Thread: Bogus lateral-reference-propagation logic in create_lateral_join_info

Bogus lateral-reference-propagation logic in create_lateral_join_info

From
Tom Lane
Date:
While poking at bug #15613 (in which FDWs are failing to mark created
Paths with correct outer-reference sets), I thought it'd be a good idea
to add some asserts to Path creation saying that every Path should be
parameterized by at least whatever the relation's required LATERAL
references are.  I did that as per the added assertions in relnode.c
below.  I didn't expect any failures in the existing regression tests,
since we know those don't exercise bug #15613, but darn if the addition
to get_appendrel_parampathinfo didn't blow up in the core tests.

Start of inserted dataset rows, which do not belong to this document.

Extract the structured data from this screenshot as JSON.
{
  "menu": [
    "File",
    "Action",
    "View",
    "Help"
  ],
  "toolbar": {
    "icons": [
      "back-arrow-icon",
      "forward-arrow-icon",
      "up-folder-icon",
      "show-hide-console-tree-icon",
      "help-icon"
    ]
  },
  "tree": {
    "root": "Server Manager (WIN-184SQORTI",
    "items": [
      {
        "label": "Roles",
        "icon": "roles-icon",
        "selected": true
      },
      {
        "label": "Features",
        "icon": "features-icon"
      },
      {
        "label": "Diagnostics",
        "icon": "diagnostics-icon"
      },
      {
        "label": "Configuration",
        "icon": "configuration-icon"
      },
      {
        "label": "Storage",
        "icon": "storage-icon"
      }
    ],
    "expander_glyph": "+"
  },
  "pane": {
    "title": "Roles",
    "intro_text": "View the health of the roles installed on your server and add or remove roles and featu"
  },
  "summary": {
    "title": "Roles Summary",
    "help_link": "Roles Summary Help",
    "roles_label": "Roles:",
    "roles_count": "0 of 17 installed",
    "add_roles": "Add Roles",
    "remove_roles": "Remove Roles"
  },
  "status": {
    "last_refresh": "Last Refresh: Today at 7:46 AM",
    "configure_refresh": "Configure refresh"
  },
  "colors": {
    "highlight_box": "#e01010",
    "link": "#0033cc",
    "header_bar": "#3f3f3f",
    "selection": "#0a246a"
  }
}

A bit of excavation later, it turns out that this is a bug since day 1
in create_lateral_join_info.  It needs to propagate lateral_relids
and related fields from appendrel parents to children, but it was not,
in the original code, accounting for the possibility of grandchildren.
Those need to get the lateral fields propagated from their topmost
ancestor too, but they weren't.  This leads to having an intermediate
appendrel that is marked with some lateral_relids when its children
are not, causing add_paths_to_append_rel to believe that unparameterized
paths can be built, triggering the new assertion.  I'm not sure if there
are any worse consequences; the regression test case that's triggering
the Assert seems to work otherwise, so we might be accidentally failing
to fail.  But it's not supposed to be like that.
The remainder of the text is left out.